China's National Military Strategy: An Overview of the "Military Strategic Guidelines"

S ince the mid-1990s the Chinese military, the People’s Liberation Army (PLA), has been engaged in a seminal period of focused and sustained efforts to modernize. For more than a decade the armed forces of China have been undergoing transformative adjustments of such a profound nature relative to the past that one group of mainland military authors considers this ongoing period of reform to constitute the PLA’s “third modernization.” What is the PLA trying to achieve and, more importantly, why? What calculations, assumptions, and assessments are driving Beijing to enact changes in its military forces? What objectives does the leadership of the PLA seek to achieve? These are not merely academic questions.

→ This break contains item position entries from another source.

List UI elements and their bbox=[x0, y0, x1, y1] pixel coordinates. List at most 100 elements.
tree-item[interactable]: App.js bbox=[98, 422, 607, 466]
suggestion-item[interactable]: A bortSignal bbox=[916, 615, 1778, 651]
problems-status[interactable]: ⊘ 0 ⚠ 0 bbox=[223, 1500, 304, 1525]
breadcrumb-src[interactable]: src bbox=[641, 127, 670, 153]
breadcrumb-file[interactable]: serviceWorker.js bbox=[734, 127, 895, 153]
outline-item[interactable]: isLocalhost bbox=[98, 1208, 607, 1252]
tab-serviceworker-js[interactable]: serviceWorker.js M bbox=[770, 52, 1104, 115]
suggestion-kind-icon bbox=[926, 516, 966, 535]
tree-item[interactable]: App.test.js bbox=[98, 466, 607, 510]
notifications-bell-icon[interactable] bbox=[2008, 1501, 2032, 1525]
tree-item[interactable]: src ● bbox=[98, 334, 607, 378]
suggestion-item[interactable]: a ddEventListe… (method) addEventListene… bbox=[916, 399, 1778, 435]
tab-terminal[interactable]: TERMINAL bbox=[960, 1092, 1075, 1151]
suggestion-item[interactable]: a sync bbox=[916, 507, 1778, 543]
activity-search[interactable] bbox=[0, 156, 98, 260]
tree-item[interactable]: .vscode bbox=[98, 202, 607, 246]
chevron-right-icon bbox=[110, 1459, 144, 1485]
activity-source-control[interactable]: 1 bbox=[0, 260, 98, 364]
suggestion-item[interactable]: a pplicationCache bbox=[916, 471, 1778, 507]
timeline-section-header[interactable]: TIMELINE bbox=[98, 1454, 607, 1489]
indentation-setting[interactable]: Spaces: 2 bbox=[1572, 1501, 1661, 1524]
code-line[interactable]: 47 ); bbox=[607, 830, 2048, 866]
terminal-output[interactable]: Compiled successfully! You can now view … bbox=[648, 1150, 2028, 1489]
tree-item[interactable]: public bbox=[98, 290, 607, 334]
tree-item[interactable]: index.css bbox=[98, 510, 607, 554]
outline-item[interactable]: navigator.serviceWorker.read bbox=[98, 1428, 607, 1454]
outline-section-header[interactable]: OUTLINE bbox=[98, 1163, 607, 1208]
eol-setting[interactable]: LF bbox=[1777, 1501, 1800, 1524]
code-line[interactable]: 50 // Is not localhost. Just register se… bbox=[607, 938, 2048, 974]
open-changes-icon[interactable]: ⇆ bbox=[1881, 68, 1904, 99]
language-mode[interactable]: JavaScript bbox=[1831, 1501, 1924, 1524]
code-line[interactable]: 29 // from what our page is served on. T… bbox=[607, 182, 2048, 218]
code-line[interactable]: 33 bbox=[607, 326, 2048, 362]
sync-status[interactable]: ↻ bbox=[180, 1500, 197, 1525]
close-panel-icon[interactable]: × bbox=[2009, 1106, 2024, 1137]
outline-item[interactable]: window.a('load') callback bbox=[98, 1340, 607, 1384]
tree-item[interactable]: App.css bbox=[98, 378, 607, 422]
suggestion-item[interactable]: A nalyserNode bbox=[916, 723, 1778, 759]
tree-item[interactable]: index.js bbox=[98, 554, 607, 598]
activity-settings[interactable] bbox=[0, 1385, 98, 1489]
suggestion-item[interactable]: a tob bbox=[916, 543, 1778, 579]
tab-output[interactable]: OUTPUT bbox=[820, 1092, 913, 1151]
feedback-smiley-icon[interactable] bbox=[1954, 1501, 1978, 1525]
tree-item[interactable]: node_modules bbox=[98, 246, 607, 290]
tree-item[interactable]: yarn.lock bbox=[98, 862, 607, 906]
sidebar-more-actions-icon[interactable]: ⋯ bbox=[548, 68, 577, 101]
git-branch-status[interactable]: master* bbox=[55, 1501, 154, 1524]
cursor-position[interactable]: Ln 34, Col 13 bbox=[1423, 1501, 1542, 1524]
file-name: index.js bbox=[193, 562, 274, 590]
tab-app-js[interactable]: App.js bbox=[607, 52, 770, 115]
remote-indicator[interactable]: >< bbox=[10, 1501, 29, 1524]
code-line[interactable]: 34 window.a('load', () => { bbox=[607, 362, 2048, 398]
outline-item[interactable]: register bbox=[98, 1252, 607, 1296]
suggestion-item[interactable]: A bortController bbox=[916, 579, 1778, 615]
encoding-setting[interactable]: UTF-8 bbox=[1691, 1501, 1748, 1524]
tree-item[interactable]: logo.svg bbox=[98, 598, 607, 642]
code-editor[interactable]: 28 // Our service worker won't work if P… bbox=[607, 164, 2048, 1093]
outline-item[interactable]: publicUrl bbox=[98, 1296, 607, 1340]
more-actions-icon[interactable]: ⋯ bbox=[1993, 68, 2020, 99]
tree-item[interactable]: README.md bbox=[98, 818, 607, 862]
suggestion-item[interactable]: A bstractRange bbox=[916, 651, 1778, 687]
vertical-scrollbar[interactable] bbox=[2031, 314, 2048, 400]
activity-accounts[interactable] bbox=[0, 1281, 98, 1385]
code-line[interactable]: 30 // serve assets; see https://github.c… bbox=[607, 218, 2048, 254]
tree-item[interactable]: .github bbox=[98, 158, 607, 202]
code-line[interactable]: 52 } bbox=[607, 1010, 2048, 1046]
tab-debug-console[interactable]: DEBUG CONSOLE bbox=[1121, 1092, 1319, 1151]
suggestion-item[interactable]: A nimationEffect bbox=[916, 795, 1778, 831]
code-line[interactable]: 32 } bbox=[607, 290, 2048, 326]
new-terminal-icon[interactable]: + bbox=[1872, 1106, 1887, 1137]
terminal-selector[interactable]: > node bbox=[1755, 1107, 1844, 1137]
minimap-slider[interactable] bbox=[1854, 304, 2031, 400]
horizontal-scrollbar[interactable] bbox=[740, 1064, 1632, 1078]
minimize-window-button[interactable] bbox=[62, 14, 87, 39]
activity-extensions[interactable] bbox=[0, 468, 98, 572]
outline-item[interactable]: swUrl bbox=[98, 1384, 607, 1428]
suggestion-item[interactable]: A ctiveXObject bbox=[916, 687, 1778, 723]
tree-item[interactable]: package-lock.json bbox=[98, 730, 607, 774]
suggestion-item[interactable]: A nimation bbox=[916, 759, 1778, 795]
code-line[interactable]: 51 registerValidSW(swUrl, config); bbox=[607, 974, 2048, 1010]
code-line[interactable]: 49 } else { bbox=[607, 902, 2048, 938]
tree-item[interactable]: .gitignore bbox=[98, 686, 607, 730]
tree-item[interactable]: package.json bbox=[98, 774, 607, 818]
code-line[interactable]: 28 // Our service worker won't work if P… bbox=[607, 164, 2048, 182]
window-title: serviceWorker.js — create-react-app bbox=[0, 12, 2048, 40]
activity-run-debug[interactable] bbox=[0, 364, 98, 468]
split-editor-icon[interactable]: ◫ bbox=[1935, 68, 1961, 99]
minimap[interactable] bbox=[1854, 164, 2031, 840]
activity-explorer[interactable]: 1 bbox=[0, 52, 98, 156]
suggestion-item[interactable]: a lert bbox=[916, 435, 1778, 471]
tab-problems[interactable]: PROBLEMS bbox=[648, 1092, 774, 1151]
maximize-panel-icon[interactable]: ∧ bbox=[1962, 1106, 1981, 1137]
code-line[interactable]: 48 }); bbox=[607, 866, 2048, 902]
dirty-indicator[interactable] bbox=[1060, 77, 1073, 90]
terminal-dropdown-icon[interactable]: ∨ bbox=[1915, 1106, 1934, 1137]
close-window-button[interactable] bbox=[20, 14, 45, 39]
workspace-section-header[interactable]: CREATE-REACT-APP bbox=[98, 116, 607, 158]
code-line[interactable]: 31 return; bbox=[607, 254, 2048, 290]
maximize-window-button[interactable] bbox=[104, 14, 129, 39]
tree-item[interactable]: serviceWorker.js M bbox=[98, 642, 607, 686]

The U.S. Department of Defense (DoD) is also asking these fundamental questions, and the answers the DoD comes up with will have an impact on U.S. military modernization plans and programs. The 2006 DoD report to Congress stated: “China’s leaders have yet to adequately explain the purposes or desired endstates of their military expansion...this lack of transparency prompts others to ask, as Secretary of Defense Rumsfeld did in June 2005: Why this growing investment? Why these continuing large and expanding arms purchases? Why these continuing robust deployments?” The 2007 report continues to lament that Chinese leaders have not provided a rationale for military modernization. This essay seeks to answer some of the fundamental questions being asked about Chinese military modernization.